I skipped Ray Faiola's Trailer Mania Show IV after lunch. I probably shouldn't have skipped it, but I did.
Matchmaking Mamma (1928) had the hands-down funniest moments of the day. The whole thing is available on YouTube. Go find it there and weep over what you are missing at Cinefest. ****
The Forbidden Trail (1923) is a surprisingly enjoyable Western. I was waffling over it, ready to damn it with faint praise by calling it serviceable, then the wild, exciting ending happened. The hero rushes the villain as the villain is firing a rifle at him. A powder cellar explodes. The villain is tied up by another bad guy and left in a house set on fire. The hero and the villain engage in a sword fight (the hero wielding a fire poker against the villain's sword). The bad guy that set the house on fire steals the girl, some horses, and a wagon and flees. The hero rescues the girl. The wagon and the bad guy tumble off of a cliff into a river, but the man survives and continues to flee in a found canoe. The hero rides his horse down the side of a steep cliff (!) into the river (!) and wrestles the bad man out of the canoe and beats him into submission! Seriously over-the-top action fun! ****
Helen of Four Gates (1920) is a ridiculously stupid melodrama. **
Red Salute (1935) is the surprise hit of the day for me. Featuring just another one of Jeffrey's crushes, the compelling Barbara Stanwyk, the film is a madcap Red Scare Romance. It's got the standard hate-each-other-until-we-love-each-other RomCom formula. This would also be pure Americanism jingoism propaganda if it weren't for the fact that the soldier character gets away with crazy crimes that would have any man court-martialed. Maybe this is all part of the whole good ol' boy mentality, winking at our own sins while condemning others. I don't know. I only know that I enjoyed the zaniness here. ****
N.Y., N.Y. (1957) is an abstract appreciation of NYC. Purely visual delights. ***
Crashing Hollywood (1931) is a bit of a dud, but the moment of a fake Buster Keaton kicking a fake Charlie Chaplin in the face is worth the entire short running time. ***
Howard Hughes Multicolor Demonstration Reel was just something to sit through. Interesting biplane footage.
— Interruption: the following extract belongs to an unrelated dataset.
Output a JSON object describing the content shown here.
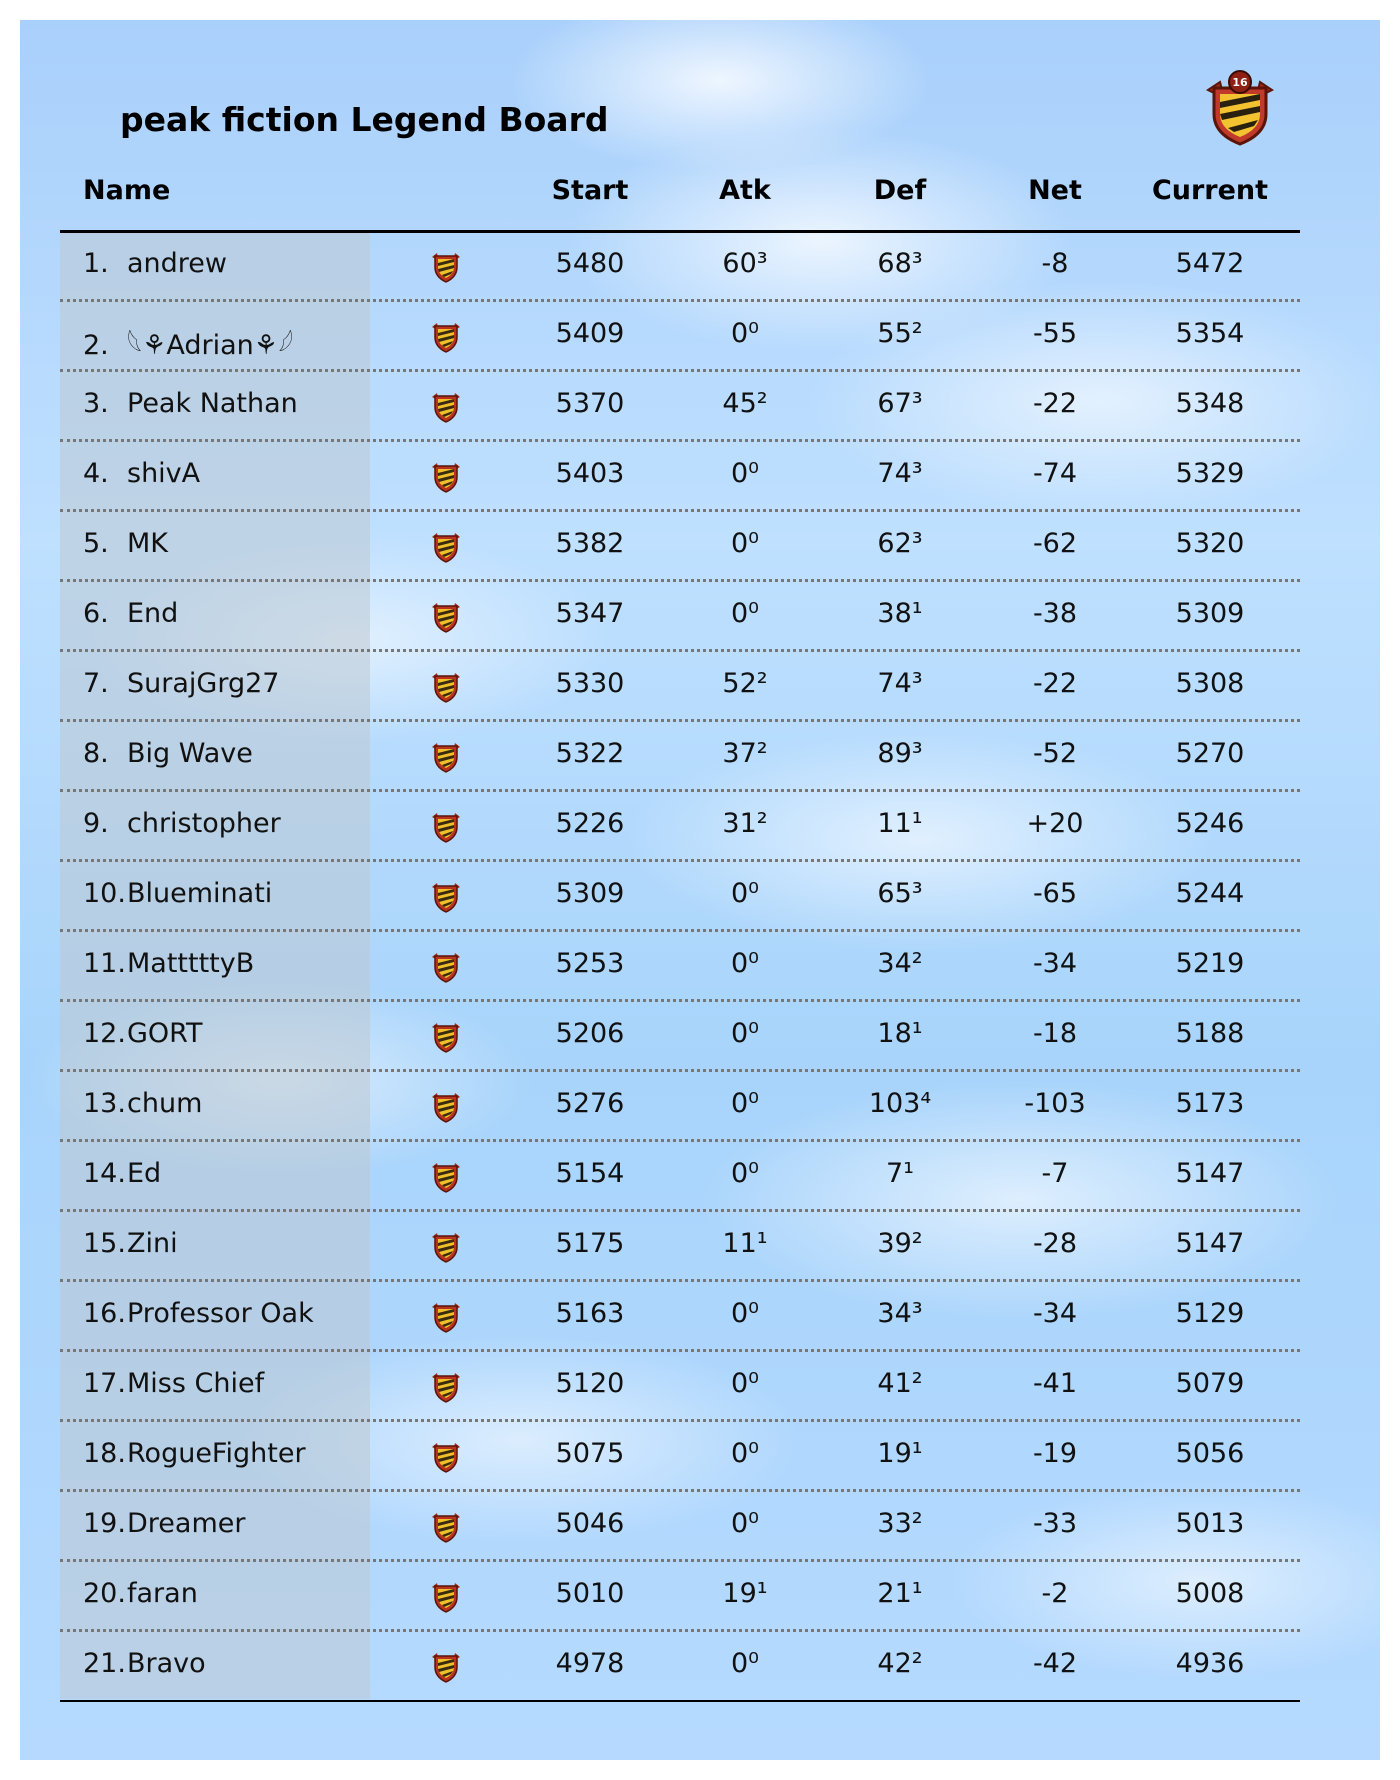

The Street of Forgotten Men (1925) is a look at bowery life, focusing on one huckster's struggle to rise above as he raises a dead prostitute's daughter. I was too tired to properly appreciate this. The fake blind man vs. fake one-armed man fistfight may have been the highlight. The ending jerked half a fake tear out of me. ***
That's it. I'm calling it a day. More tomorrow.